Neither HP nor any of its subsidiaries shall be liable for
technical or editorial errors or omissions contained herein. The
information in this document is provided "as is" without warranty
of any kind and is subject to change without notice. The
warranties for HP products are set forth in the express limited
warranty statements accompanying such products. Nothing herein
should be construed as constituting an additional warranty.

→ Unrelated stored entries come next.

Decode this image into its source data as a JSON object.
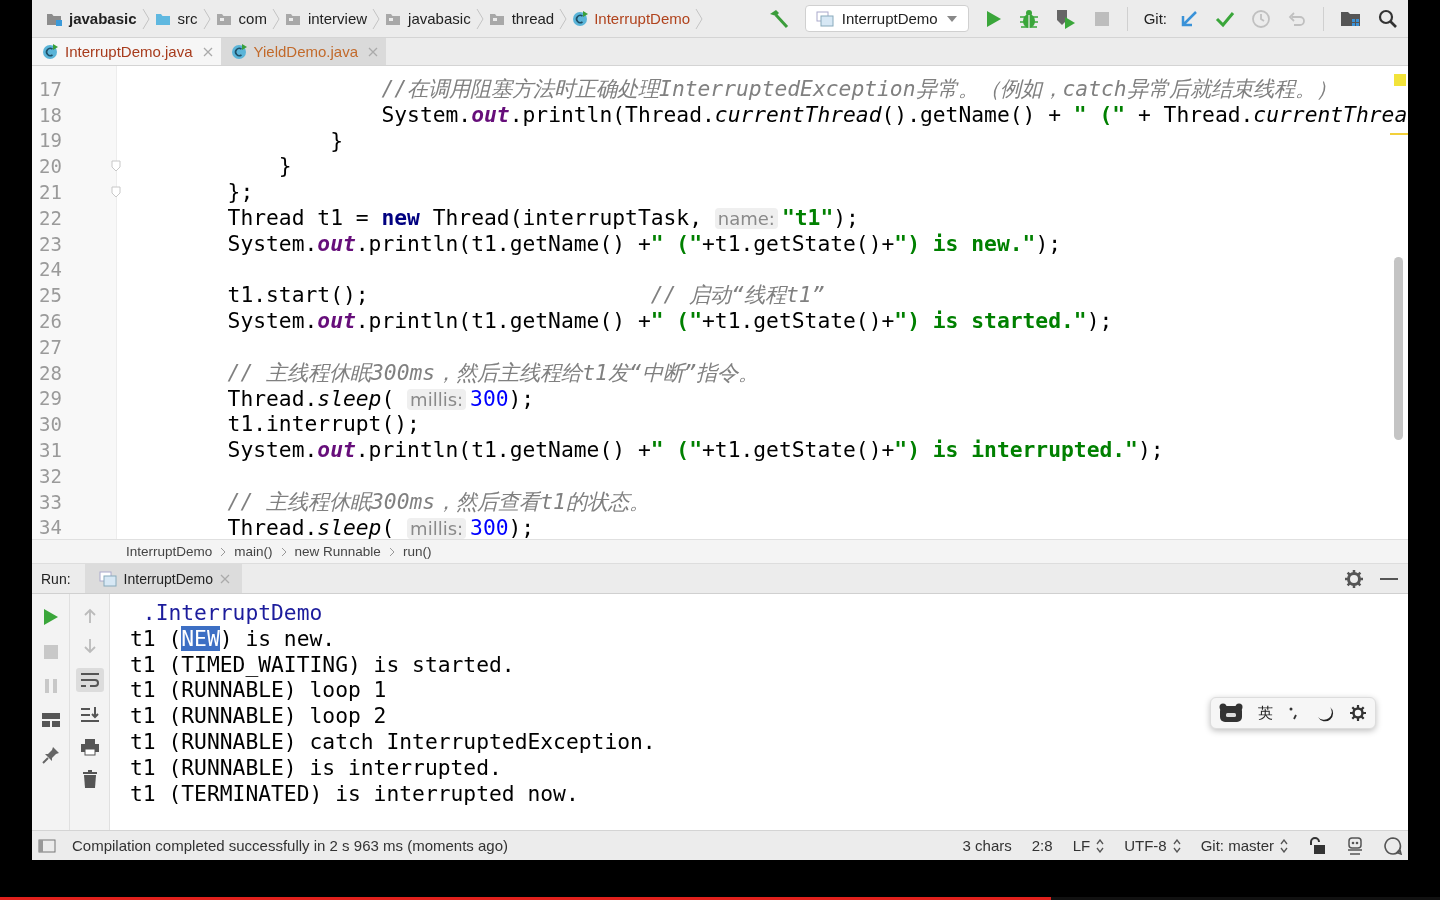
{
  "navbar": {
    "breadcrumbs": [
      {
        "label": "javabasic",
        "kind": "module"
      },
      {
        "label": "src",
        "kind": "source"
      },
      {
        "label": "com",
        "kind": "package"
      },
      {
        "label": "interview",
        "kind": "package"
      },
      {
        "label": "javabasic",
        "kind": "package"
      },
      {
        "label": "thread",
        "kind": "package"
      },
      {
        "label": "InterruptDemo",
        "kind": "class"
      }
    ],
    "run_config": "InterruptDemo",
    "git_label": "Git:"
  },
  "tabs": [
    {
      "label": "InterruptDemo.java",
      "selected": true
    },
    {
      "label": "YieldDemo.java",
      "selected": false
    }
  ],
  "editor": {
    "lines": [
      {
        "number": "17",
        "fold_marker": false,
        "tokens": [
          {
            "kind": "comment",
            "text": "                    //在调用阻塞方法时正确处理InterruptedException异常。（例如，catch异常后就结束线程。）"
          }
        ]
      },
      {
        "number": "18",
        "fold_marker": false,
        "tokens": [
          {
            "kind": "plain",
            "text": "                    System."
          },
          {
            "kind": "field",
            "text": "out"
          },
          {
            "kind": "plain",
            "text": ".println(Thread."
          },
          {
            "kind": "static",
            "text": "currentThread"
          },
          {
            "kind": "plain",
            "text": "().getName() + "
          },
          {
            "kind": "string",
            "text": "\" (\""
          },
          {
            "kind": "plain",
            "text": " + Thread."
          },
          {
            "kind": "static",
            "text": "currentThrea"
          }
        ]
      },
      {
        "number": "19",
        "fold_marker": false,
        "tokens": [
          {
            "kind": "plain",
            "text": "                }"
          }
        ]
      },
      {
        "number": "20",
        "fold_marker": true,
        "tokens": [
          {
            "kind": "plain",
            "text": "            }"
          }
        ]
      },
      {
        "number": "21",
        "fold_marker": true,
        "tokens": [
          {
            "kind": "plain",
            "text": "        };"
          }
        ]
      },
      {
        "number": "22",
        "fold_marker": false,
        "tokens": [
          {
            "kind": "plain",
            "text": "        Thread t1 = "
          },
          {
            "kind": "keyword",
            "text": "new"
          },
          {
            "kind": "plain",
            "text": " Thread(interruptTask, "
          },
          {
            "kind": "hint",
            "text": "name:"
          },
          {
            "kind": "string",
            "text": "\"t1\""
          },
          {
            "kind": "plain",
            "text": ");"
          }
        ]
      },
      {
        "number": "23",
        "fold_marker": false,
        "tokens": [
          {
            "kind": "plain",
            "text": "        System."
          },
          {
            "kind": "field",
            "text": "out"
          },
          {
            "kind": "plain",
            "text": ".println(t1.getName() +"
          },
          {
            "kind": "string",
            "text": "\" (\""
          },
          {
            "kind": "plain",
            "text": "+t1.getState()+"
          },
          {
            "kind": "string",
            "text": "\") is new.\""
          },
          {
            "kind": "plain",
            "text": ");"
          }
        ]
      },
      {
        "number": "24",
        "fold_marker": false
      },
      {
        "number": "25",
        "fold_marker": false,
        "tokens": [
          {
            "kind": "plain",
            "text": "        t1.start();                      "
          },
          {
            "kind": "comment",
            "text": "// 启动“线程t1”"
          }
        ]
      },
      {
        "number": "26",
        "fold_marker": false,
        "tokens": [
          {
            "kind": "plain",
            "text": "        System."
          },
          {
            "kind": "field",
            "text": "out"
          },
          {
            "kind": "plain",
            "text": ".println(t1.getName() +"
          },
          {
            "kind": "string",
            "text": "\" (\""
          },
          {
            "kind": "plain",
            "text": "+t1.getState()+"
          },
          {
            "kind": "string",
            "text": "\") is started.\""
          },
          {
            "kind": "plain",
            "text": ");"
          }
        ]
      },
      {
        "number": "27",
        "fold_marker": false
      },
      {
        "number": "28",
        "fold_marker": false,
        "tokens": [
          {
            "kind": "comment",
            "text": "        // 主线程休眠300ms，然后主线程给t1发“中断”指令。"
          }
        ]
      },
      {
        "number": "29",
        "fold_marker": false,
        "tokens": [
          {
            "kind": "plain",
            "text": "        Thread."
          },
          {
            "kind": "static",
            "text": "sleep"
          },
          {
            "kind": "plain",
            "text": "( "
          },
          {
            "kind": "hint",
            "text": "millis:"
          },
          {
            "kind": "number",
            "text": "300"
          },
          {
            "kind": "plain",
            "text": ");"
          }
        ]
      },
      {
        "number": "30",
        "fold_marker": false,
        "tokens": [
          {
            "kind": "plain",
            "text": "        t1.interrupt();"
          }
        ]
      },
      {
        "number": "31",
        "fold_marker": false,
        "tokens": [
          {
            "kind": "plain",
            "text": "        System."
          },
          {
            "kind": "field",
            "text": "out"
          },
          {
            "kind": "plain",
            "text": ".println(t1.getName() +"
          },
          {
            "kind": "string",
            "text": "\" (\""
          },
          {
            "kind": "plain",
            "text": "+t1.getState()+"
          },
          {
            "kind": "string",
            "text": "\") is interrupted.\""
          },
          {
            "kind": "plain",
            "text": ");"
          }
        ]
      },
      {
        "number": "32",
        "fold_marker": false
      },
      {
        "number": "33",
        "fold_marker": false,
        "tokens": [
          {
            "kind": "comment",
            "text": "        // 主线程休眠300ms，然后查看t1的状态。"
          }
        ]
      },
      {
        "number": "34",
        "fold_marker": false,
        "tokens": [
          {
            "kind": "plain",
            "text": "        Thread."
          },
          {
            "kind": "static",
            "text": "sleep"
          },
          {
            "kind": "plain",
            "text": "( "
          },
          {
            "kind": "hint",
            "text": "millis:"
          },
          {
            "kind": "number",
            "text": "300"
          },
          {
            "kind": "plain",
            "text": ");"
          }
        ]
      }
    ]
  },
  "code_path": [
    "InterruptDemo",
    "main()",
    "new Runnable",
    "run()"
  ],
  "run_panel": {
    "label": "Run:",
    "tab": "InterruptDemo",
    "output": [
      {
        "kind": "classname",
        "segments": [
          {
            "text": " .InterruptDemo",
            "selected": false
          }
        ]
      },
      {
        "kind": "stdout",
        "segments": [
          {
            "text": "t1 (",
            "selected": false
          },
          {
            "text": "NEW",
            "selected": true
          },
          {
            "text": ") is new.",
            "selected": false
          }
        ]
      },
      {
        "kind": "stdout",
        "segments": [
          {
            "text": "t1 (TIMED_WAITING) is started.",
            "selected": false
          }
        ]
      },
      {
        "kind": "stdout",
        "segments": [
          {
            "text": "t1 (RUNNABLE) loop 1",
            "selected": false
          }
        ]
      },
      {
        "kind": "stdout",
        "segments": [
          {
            "text": "t1 (RUNNABLE) loop 2",
            "selected": false
          }
        ]
      },
      {
        "kind": "stdout",
        "segments": [
          {
            "text": "t1 (RUNNABLE) catch InterruptedException.",
            "selected": false
          }
        ]
      },
      {
        "kind": "stdout",
        "segments": [
          {
            "text": "t1 (RUNNABLE) is interrupted.",
            "selected": false
          }
        ]
      },
      {
        "kind": "stdout",
        "segments": [
          {
            "text": "t1 (TERMINATED) is interrupted now.",
            "selected": false
          }
        ]
      }
    ]
  },
  "ime_toolbar": {
    "mode": "英"
  },
  "status_bar": {
    "message": "Compilation completed successfully in 2 s 963 ms (moments ago)",
    "selection": "3 chars",
    "position": "2:8",
    "line_separator": "LF",
    "encoding": "UTF-8",
    "vcs_branch": "Git: master"
  },
  "video_progress": {
    "level": 0.73
  }
}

DISCLAIMER OF WARRANTY AND LIMITATION OF LIABILITY
THIS PATCH IS PROVIDED AS IS, WITHOUT WARRANTY OF ANY KIND. ALL
EXPRESS OR IMPLIED CONDITIONS, REPRESENTATIONS AND WARRANTIES,
INCLUDING ANY IMPLIED WARRANTY OF MERCHANTABILITY, FITNESS FOR
PARTICULAR PURPOSE, OR NON-INFRINGEMENT, ARE HEREBY EXCLUDED TO THE
EXTENT PERMITTED BY APPLICABLE LAW. IN NO EVENT WILL HP BE LIABLE
FOR ANY LOST REVENUE OR PROFIT, OR FOR SPECIAL, INDIRECT,
CONSEQUENTIAL, INCIDENTAL OR PUNITIVE DAMAGES, HOWEVER CAUSED AND
REGARDLESS OF THE THEORY OF LIABILITY, WITH RESPECT TO ANY PATCH
MADE AVAILABLE HERE OR TO THE USE OF SUCH PATCH.